The Eleventh Circuit: Randall v. Scott, 610 F.3d 701 (11th Cir. 2010)(qualified immunity)

The Eleventh Circuit had previously addressed the effect of Iqbal on a § 1983 action brought by political protesters against law enforcement defendants who raised qualified immunity as a defense. Keating v. City of Miami, 598 F.3d 753 (11th Cir. 2010). It found in Keating that the plaintiffs’ allegations satisfied both Iqbal’s plausibility standard and its own heightened pleading standard.

But in Randall, a later case brought by a terminated investigator alleging First Amendment retaliation, the Eleventh Circuit declared: “We now say explicitly what Keating implied: whatever requirements our heightened pleading standard once imposed [in cases involving qualified immunity] have now been replaced by those of the Twombly-Iqbal plausibility standard [which applies to all civil actions].”

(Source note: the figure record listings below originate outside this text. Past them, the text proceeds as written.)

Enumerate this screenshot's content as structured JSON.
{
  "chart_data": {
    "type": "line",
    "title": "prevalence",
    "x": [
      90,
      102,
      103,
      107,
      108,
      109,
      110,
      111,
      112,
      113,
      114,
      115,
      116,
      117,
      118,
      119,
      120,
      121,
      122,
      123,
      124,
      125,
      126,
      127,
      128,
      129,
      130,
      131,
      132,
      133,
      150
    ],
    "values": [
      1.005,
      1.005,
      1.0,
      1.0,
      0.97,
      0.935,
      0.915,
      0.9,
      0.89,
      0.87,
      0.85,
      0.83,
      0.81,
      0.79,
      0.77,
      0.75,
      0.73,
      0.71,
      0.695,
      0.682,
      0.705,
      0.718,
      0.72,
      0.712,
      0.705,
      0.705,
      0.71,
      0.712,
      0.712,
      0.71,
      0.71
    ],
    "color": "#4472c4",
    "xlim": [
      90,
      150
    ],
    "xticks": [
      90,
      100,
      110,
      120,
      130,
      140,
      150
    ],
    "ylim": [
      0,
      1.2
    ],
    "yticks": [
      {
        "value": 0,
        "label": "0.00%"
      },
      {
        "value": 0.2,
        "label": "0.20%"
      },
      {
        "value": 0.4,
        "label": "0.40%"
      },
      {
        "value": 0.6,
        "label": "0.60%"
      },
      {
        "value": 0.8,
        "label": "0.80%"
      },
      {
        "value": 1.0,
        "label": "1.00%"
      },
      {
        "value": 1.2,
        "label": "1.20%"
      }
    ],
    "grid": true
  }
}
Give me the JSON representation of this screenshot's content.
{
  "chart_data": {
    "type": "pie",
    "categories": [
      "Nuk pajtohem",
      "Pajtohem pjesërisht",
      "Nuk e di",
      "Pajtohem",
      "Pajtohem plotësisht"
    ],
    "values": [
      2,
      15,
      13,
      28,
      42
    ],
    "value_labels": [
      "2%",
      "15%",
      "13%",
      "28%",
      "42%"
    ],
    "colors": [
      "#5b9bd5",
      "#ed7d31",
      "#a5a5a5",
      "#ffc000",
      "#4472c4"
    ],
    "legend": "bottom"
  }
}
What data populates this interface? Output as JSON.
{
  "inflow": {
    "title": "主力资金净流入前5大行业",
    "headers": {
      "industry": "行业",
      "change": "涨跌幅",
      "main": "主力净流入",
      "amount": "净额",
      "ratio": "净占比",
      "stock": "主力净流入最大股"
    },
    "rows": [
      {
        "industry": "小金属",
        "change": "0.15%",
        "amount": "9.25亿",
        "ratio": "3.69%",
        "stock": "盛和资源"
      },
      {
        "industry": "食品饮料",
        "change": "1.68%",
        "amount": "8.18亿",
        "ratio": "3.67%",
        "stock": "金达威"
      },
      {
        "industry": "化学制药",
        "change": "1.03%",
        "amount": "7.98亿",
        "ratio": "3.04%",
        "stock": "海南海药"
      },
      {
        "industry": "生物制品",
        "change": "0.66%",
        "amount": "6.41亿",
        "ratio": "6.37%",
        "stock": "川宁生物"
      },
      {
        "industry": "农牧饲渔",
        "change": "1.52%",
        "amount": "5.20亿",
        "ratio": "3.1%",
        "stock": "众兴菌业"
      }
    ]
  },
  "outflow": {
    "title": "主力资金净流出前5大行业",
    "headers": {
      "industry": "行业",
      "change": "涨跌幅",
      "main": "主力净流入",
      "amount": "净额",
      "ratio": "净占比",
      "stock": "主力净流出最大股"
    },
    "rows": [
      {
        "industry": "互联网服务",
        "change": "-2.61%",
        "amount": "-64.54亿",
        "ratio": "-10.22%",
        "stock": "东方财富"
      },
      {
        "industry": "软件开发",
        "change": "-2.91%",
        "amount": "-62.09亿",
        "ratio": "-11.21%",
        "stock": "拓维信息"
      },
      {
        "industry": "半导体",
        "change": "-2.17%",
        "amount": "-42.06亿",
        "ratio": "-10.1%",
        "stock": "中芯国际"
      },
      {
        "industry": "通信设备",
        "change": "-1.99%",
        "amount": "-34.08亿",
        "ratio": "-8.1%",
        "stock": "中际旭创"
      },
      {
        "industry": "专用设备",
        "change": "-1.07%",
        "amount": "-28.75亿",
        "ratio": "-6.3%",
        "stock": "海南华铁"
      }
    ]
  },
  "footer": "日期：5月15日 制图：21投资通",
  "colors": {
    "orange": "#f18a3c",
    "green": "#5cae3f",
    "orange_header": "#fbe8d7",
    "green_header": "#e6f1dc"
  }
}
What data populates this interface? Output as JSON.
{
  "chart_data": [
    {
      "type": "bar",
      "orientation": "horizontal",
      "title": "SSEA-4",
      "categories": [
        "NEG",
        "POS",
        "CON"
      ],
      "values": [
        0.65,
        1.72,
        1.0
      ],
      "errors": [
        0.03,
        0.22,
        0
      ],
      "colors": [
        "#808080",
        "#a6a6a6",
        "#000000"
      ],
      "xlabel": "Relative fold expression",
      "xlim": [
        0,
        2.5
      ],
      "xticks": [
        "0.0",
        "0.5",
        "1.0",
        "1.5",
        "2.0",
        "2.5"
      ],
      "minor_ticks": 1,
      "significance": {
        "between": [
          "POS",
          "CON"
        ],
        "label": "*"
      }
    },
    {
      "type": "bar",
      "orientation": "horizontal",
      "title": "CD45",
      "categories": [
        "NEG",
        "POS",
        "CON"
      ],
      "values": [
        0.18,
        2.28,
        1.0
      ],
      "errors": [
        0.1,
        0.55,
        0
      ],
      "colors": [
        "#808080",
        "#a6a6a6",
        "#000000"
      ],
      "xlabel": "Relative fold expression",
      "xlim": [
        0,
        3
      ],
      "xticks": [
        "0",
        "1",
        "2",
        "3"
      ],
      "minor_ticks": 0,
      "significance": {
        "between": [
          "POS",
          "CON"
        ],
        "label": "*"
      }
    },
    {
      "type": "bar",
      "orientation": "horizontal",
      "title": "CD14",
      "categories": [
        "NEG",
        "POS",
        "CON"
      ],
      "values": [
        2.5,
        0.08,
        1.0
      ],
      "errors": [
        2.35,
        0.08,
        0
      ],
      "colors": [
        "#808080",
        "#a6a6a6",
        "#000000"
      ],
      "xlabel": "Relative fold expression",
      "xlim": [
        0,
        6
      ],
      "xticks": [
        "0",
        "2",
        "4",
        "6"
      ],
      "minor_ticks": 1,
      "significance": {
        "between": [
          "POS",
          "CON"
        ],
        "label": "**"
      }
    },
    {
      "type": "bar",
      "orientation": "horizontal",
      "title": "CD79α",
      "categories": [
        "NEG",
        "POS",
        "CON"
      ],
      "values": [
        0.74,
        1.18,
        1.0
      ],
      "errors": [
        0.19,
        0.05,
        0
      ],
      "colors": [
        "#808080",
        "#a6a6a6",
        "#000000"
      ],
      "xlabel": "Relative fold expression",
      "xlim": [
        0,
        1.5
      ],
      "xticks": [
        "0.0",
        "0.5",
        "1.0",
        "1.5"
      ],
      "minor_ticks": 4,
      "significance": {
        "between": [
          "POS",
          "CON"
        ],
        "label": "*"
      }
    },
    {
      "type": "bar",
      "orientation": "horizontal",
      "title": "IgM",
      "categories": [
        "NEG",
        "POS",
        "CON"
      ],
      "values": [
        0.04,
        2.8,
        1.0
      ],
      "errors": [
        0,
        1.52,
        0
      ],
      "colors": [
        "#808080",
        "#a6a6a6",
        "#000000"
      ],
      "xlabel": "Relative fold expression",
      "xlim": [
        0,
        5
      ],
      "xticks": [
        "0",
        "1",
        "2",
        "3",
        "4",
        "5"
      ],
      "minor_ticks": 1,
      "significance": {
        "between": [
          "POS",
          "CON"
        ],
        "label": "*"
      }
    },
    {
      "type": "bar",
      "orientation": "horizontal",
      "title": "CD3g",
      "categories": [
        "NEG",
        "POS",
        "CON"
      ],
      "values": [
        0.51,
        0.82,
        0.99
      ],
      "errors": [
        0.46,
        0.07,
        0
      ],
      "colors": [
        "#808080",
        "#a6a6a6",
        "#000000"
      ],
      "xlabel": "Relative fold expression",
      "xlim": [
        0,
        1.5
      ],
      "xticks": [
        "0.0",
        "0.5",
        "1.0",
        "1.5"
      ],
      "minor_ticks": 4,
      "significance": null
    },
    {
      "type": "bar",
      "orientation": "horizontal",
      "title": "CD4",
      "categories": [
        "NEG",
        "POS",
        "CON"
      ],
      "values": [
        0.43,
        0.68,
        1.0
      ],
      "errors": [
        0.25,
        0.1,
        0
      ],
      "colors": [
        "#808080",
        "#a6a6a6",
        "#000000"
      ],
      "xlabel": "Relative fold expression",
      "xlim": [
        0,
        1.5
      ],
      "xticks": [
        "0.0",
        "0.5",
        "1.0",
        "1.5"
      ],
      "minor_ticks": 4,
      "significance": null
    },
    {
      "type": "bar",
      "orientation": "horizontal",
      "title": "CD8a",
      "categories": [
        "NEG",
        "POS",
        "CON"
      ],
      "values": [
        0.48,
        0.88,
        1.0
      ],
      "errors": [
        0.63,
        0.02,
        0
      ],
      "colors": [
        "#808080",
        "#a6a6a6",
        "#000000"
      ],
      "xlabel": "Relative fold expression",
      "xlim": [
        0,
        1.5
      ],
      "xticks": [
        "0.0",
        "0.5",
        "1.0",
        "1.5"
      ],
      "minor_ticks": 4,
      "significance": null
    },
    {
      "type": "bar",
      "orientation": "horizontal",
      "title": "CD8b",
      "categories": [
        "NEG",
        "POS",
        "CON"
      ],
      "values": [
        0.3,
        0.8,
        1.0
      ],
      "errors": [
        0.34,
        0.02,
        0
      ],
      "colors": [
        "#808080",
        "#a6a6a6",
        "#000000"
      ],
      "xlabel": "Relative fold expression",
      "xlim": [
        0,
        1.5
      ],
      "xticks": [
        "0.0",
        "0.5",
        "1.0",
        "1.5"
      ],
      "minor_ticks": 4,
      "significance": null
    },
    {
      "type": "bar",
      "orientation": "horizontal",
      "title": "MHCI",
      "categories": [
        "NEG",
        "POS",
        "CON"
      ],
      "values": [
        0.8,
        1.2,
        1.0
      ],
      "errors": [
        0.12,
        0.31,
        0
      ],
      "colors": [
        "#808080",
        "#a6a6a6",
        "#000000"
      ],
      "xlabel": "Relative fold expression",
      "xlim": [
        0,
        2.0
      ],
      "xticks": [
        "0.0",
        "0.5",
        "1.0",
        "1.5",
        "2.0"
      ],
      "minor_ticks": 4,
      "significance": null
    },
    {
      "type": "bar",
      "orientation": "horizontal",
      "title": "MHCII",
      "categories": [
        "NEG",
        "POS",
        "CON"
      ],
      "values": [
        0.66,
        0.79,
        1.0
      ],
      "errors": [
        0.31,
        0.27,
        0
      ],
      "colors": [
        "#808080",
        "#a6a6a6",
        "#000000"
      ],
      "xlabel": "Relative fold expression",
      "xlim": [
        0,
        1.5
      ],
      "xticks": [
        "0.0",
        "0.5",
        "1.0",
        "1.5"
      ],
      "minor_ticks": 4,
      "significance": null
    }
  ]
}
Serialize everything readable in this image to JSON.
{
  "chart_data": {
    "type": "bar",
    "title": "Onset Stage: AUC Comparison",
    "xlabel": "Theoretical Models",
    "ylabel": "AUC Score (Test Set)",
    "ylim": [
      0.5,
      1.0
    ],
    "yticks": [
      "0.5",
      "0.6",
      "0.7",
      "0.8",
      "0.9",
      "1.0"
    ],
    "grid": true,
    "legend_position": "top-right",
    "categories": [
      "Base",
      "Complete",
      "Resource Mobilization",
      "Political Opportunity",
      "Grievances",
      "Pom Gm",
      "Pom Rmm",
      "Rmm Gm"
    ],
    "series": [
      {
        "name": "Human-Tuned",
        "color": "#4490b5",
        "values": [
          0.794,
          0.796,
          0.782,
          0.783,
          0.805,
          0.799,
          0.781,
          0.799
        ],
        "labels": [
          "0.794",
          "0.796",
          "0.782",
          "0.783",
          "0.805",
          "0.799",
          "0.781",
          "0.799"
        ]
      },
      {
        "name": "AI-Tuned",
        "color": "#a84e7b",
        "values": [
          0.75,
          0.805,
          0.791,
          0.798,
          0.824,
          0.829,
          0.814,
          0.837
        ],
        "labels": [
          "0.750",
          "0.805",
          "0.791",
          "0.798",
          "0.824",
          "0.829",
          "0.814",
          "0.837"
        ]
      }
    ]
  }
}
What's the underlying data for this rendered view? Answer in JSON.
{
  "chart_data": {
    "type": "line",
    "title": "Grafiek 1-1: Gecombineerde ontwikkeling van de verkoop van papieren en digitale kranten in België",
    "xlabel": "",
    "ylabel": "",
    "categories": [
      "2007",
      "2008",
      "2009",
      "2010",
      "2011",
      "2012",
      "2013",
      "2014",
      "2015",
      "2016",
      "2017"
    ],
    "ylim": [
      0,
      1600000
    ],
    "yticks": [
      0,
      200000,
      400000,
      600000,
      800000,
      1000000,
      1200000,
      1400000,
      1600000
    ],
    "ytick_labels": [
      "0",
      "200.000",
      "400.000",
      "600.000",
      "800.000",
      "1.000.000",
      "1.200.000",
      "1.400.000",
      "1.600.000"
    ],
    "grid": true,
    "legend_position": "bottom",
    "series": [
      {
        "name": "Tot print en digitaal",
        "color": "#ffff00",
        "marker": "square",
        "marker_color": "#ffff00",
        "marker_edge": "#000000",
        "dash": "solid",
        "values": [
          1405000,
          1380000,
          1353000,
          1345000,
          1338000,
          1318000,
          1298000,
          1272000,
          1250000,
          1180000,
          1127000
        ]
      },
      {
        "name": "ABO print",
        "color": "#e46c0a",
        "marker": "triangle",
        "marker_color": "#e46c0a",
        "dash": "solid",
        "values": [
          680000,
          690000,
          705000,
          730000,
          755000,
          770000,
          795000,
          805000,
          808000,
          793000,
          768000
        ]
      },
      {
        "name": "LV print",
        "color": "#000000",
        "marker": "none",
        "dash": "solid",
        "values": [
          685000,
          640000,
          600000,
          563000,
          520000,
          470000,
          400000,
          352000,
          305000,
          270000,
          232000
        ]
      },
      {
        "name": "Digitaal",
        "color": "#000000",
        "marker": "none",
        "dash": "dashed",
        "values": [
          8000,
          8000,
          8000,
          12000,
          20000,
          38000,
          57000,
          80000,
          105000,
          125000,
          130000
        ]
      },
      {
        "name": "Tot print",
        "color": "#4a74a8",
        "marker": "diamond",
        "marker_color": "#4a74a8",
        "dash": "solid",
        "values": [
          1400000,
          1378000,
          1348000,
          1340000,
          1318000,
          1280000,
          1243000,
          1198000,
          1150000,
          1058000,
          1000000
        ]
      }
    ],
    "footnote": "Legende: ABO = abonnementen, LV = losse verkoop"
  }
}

The Eleventh Circuit continued:

Pleadings for § 1983 cases involving defendants who are able to assert qualified immunity as a defense shall now be held to comply with the standards described in Iqbal. A district court considering a motion to dismiss shall begin by identifying conclusory allegations that are not entitled to an assumption of truth—legal conclusions must be supported by factual allegations.. The district court should assume, on a case-by-case basis, that well pleaded factual allegations are true, and then determine whether they plausibly give rise to an entitlement to relief.

In the case before it, the Eleventh Circuit determined that regardless of pleading standard, the plaintiff’s complaint was properly dismissed by the district court on other grounds: the defendant was entitled to qualified immunity because the relevant First Amendment law was not clearly established at the time of the challenged conduct.